Blog | Advice for young people from Dr Elaine Lockhart

1st July 2020

As Scotland takes further steps out of lockdown, Dr Elaine Lockhart Chair of the Royal College of Psychiatrist’s Child and Adolescent Mental Health Services (CAMHS) Faculty follows up on her first guest blog with advice for young people in these changing times.

It has been a tough time for young people over the past few months, being confined to their homes, not being able to socialise and be educated as normal. I hope that for many, this has also been a happy family time with everyone having more time to be together.

As lockdown is being eased, it is completely understandable that you might find it a bit frightening to go out and about into public places, especially if they are busy. This might make you feel panicky in your thinking and in your body. The best way to deal with these feelings is to follow the advice you will have heard and seen about how to keep you and others safe.

Coronavirus has disrupted all aspects of our lives, but especially young people's education. Most of you will have work and assessments sent from your schools or college. It can be hard to do this in a busy house and your teachers will be able to offer you more support when you see them after the summer.

It is really important that you get some help if you are struggling with your mental health right now and there are different services and supports available. In the first instance it could help to speak to an adult you trust who can offer a listening ear and then discuss with you if you need more help.

There are helpful websites like the new Young Scot resource "Aye Feel" and Help by text message crisis support service, Shout. Phone lines like Childline, the NHS 24 Mental Health hub and the web chat support via Breathing Space.

Coronavirus has brought lots of challenges into our lives which may have already been difficult.
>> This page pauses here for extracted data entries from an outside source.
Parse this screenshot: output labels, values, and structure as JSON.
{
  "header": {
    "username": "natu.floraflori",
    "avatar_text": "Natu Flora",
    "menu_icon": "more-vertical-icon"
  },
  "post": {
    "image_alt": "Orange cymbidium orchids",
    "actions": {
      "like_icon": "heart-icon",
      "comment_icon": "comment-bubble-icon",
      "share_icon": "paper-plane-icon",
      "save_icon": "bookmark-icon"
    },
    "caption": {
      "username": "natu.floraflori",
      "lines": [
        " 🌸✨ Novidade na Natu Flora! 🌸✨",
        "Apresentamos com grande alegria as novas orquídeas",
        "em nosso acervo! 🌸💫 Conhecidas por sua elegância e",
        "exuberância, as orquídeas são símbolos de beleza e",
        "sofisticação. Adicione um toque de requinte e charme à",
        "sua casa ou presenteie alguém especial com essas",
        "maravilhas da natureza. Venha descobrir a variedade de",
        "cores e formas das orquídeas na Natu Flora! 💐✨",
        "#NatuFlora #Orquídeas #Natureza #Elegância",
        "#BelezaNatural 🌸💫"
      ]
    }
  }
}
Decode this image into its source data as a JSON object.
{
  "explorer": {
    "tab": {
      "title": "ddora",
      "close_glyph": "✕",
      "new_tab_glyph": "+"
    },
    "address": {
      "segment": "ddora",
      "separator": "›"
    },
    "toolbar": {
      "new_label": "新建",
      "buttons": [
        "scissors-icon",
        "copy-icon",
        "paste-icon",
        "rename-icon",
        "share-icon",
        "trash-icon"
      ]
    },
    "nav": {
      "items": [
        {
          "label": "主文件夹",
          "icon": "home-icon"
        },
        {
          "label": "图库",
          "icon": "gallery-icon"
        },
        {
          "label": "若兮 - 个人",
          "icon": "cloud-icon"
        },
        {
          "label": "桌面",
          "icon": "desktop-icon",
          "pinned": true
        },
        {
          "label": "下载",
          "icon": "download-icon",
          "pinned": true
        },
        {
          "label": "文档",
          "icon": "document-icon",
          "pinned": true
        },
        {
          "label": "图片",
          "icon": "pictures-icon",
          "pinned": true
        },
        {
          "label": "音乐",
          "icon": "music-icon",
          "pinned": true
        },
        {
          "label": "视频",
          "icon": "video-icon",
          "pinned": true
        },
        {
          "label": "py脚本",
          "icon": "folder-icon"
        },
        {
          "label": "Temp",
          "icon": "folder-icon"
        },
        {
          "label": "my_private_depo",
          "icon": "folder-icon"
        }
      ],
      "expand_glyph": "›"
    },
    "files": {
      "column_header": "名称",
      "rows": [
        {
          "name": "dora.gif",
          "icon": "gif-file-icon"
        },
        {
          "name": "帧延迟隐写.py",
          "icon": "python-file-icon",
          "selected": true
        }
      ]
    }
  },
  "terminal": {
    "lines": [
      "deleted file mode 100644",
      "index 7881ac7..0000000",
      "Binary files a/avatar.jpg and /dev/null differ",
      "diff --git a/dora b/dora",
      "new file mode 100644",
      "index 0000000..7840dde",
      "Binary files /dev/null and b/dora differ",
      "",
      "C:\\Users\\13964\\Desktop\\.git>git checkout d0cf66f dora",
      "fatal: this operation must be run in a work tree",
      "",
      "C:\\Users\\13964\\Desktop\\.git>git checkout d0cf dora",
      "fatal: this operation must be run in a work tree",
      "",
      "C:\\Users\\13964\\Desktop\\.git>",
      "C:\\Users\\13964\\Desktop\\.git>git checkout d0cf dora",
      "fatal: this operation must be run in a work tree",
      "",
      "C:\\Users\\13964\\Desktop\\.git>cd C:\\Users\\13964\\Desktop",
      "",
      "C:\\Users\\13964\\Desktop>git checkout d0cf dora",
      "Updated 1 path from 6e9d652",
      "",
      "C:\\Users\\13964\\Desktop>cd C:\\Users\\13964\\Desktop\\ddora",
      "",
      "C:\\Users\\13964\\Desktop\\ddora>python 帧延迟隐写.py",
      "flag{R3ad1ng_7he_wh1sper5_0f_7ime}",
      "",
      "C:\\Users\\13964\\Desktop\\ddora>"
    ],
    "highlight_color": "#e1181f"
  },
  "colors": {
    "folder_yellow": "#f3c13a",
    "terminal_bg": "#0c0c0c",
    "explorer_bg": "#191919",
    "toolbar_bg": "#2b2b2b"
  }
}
We know that many young women will feel overwhelmed and depressed and may even harm themselves as a way to cope. Young men will also struggle with their mental health but are less likely to ask for help and tend to use alcohol or drugs or show it through their behaviour. They can end up getting into trouble with their families, schools and the Police which only adds to their problems.

It is a sad fact that young men are more likely to end their lives and often those around them had no idea how desperate they were feeling. If you are a young man who is feeling down or anxious, please talk to someone about it.

Even if you feel like you can't cope today, with help you will be able to overcome this and you will be stronger for it.

Finally, many young people have more time on their hands than usual, which can be difficult to deal with. Helping other people who might have to stay in their houses or are feeling fed up is an ideal way to feel useful and valued. One of my favourite quotes from A.A. Milne is “Piglet was so excited about being useful, that he forgot to be frightened any more”. We could all learn from this.